As an answer, the researchers point to climate as the reason that fire-driven deforestation didn;t burn more surrounding forests in these years as frequent understory fire activity coincided with low nighttime humidity, as measured by the Atmospheric Infrared Sounder (AIRS) instrument aboard NASA's Aqua satellite.

"You can look within an indigenous reserve where there is no deforestation and see enormous understory fires," Morton said. "The human presence at the deforestation frontier leads to a risk of forest fires when climate conditions are suitable for burning, with or without deforestation activity."

These human sources could include cooking, camping, cigarettes and cars, among other things.

Going forward, this new understanding regarding the scope of understory fires could have implications for estimates of carbon emissions from disturbed forests, according to the scientists.

"We don't yet have a robust estimate of what the net carbon emissions are from understory fires, but widespread damages suggest that they are important source of emissions that we need to consider," Morton said.

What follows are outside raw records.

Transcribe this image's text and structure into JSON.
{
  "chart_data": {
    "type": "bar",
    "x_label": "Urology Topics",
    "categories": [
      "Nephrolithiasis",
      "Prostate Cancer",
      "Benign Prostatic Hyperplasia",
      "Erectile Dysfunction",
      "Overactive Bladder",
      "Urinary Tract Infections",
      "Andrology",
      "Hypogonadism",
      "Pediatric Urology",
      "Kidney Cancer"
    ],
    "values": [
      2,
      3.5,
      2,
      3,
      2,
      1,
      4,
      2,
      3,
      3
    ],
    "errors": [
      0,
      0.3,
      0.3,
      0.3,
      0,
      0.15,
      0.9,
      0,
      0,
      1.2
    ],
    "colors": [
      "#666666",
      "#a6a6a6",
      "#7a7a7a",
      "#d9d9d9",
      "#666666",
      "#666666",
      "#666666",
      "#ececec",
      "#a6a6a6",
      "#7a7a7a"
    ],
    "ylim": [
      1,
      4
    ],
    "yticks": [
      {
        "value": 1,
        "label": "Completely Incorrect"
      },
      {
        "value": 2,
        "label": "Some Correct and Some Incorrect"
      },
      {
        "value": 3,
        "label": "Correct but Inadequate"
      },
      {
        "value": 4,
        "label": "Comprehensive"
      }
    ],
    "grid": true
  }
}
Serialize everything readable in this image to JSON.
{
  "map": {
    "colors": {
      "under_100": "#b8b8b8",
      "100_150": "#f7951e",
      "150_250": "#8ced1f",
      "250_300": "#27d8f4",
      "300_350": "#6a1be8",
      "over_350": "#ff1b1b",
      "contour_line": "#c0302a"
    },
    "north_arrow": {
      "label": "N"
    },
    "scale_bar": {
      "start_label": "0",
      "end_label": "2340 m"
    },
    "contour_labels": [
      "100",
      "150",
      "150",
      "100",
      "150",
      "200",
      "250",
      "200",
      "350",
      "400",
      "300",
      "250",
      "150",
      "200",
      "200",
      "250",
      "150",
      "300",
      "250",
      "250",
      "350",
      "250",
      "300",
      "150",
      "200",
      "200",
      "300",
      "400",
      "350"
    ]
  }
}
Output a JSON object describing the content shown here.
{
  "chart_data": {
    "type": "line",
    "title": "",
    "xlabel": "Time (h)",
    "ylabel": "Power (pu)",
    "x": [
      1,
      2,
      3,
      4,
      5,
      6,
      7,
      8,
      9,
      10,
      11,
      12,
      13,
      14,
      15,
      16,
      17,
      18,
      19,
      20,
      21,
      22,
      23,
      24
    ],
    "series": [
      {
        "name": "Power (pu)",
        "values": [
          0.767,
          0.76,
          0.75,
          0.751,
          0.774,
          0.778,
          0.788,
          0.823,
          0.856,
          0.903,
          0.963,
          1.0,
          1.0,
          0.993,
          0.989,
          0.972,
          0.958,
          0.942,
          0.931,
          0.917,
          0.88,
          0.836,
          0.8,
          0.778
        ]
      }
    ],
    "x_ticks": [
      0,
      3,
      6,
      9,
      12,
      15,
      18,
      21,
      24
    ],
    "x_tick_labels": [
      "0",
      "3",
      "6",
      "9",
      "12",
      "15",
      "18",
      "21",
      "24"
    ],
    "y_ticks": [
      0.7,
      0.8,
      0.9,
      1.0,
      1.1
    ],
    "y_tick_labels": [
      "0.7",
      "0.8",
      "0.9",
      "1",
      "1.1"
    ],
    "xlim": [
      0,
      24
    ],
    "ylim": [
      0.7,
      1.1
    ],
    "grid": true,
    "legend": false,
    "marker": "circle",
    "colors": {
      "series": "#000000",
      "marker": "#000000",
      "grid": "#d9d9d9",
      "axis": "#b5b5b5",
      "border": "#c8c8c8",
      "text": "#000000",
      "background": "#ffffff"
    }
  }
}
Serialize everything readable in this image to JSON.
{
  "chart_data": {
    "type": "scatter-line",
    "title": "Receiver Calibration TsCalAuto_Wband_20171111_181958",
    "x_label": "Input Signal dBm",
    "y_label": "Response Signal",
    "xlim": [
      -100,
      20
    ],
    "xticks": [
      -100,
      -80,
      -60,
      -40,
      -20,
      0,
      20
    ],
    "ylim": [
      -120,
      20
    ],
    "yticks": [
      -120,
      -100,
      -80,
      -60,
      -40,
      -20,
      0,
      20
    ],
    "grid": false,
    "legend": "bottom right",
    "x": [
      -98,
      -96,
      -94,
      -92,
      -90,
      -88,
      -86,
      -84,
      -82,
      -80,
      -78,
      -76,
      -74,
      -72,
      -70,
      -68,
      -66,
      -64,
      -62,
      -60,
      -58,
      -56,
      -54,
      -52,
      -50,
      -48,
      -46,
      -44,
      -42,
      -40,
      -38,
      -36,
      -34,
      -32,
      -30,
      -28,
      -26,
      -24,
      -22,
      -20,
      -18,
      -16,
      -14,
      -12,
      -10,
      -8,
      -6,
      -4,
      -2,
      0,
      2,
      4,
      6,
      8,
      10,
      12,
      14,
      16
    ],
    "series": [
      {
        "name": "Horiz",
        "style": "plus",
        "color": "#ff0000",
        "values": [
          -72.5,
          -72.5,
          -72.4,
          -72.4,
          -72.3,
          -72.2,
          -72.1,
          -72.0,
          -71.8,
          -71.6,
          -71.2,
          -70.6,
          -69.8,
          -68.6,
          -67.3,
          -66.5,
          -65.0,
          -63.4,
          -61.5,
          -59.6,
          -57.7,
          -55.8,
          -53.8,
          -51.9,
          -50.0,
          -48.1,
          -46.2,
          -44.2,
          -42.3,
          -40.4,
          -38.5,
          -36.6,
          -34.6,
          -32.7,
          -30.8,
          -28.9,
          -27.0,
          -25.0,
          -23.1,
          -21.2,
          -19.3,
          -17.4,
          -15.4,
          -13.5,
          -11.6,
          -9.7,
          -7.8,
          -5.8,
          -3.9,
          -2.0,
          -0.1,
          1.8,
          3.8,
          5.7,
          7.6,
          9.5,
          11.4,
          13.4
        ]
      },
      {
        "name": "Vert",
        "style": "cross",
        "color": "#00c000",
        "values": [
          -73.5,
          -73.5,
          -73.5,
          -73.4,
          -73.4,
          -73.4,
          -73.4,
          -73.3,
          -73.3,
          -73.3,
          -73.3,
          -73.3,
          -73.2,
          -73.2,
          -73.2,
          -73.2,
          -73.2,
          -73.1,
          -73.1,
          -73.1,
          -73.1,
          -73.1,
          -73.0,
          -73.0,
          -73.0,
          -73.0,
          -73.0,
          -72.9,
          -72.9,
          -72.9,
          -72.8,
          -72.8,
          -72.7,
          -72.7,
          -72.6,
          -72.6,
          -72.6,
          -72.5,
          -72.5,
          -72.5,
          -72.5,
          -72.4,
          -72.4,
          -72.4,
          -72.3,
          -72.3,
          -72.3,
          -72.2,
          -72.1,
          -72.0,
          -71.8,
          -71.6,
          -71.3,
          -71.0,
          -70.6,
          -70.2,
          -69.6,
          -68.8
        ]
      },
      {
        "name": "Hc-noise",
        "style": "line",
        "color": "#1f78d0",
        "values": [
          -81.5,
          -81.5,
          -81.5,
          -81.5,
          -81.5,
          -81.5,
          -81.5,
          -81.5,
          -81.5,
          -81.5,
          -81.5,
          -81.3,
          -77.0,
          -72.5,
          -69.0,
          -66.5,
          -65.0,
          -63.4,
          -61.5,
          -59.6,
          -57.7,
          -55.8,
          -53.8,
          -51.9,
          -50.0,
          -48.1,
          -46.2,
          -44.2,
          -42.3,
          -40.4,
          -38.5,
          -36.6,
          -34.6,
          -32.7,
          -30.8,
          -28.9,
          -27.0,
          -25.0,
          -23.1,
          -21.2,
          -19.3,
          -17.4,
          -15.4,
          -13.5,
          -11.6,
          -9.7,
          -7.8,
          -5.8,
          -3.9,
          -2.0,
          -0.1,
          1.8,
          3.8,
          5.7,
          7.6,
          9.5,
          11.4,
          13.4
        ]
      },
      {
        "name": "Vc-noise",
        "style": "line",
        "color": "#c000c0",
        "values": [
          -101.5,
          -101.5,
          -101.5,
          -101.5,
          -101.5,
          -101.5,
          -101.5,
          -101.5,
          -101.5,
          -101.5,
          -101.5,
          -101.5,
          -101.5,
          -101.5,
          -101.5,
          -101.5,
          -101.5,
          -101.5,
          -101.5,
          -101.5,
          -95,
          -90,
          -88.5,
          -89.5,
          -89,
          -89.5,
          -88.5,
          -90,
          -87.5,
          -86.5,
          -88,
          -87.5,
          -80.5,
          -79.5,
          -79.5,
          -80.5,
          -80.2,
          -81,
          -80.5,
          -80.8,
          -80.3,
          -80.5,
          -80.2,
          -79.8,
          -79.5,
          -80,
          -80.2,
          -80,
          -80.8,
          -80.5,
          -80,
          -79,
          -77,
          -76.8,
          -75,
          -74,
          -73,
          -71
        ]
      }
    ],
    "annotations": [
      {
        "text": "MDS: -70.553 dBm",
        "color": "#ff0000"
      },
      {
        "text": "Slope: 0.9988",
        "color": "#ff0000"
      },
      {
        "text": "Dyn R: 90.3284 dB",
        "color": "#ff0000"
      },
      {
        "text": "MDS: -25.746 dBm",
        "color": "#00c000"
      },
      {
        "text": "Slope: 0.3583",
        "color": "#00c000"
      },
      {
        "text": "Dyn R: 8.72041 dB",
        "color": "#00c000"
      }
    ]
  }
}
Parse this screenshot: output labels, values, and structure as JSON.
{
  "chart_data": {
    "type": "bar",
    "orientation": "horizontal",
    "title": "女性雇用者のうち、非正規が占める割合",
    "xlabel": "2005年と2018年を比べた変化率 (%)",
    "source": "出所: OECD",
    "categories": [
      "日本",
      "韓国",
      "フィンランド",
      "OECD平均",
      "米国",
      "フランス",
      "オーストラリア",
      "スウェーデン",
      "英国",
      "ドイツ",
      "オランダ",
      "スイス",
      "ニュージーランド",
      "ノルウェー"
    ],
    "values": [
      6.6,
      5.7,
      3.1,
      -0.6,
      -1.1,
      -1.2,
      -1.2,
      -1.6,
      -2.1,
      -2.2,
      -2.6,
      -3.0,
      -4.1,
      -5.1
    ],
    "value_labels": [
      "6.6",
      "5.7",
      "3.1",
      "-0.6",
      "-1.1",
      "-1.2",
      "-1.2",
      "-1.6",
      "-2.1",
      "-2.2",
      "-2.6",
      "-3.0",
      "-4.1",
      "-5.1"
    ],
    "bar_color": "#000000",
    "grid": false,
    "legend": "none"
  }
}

Currently, researchers are looking into the climate mechanisms that, given an ignition source from humans, predispose the southern Amazon to burn.

Among the leading suspects is soil moisture, report scientists at the University of California, Irvine, who are using new information derived from satellite-based measurements of the region that indicate that the amount of water in the ground may be a leading cause for flammability.

Heading the search is Yang Chen and his colleagues who, in a recent study, were able to show that water storage estimates from NASA's Gravity Recovery and Climate Experiment, or GRACE, satellites allow monitoring of the evolution of dry conditions during the fire season.

Published in the Journal of Geophysical Research, the study shows how low water storage in the soil leads to a drier near-ground atmosphere, resulting in drier, more flammable vegetation alongside increases in plant litter and fuel availability.

"A severe fire season in the Amazon is often preceded by low water storage in the soil, and this water deficit in the soil can be detected by the satellites several months before the fire season," Chen said.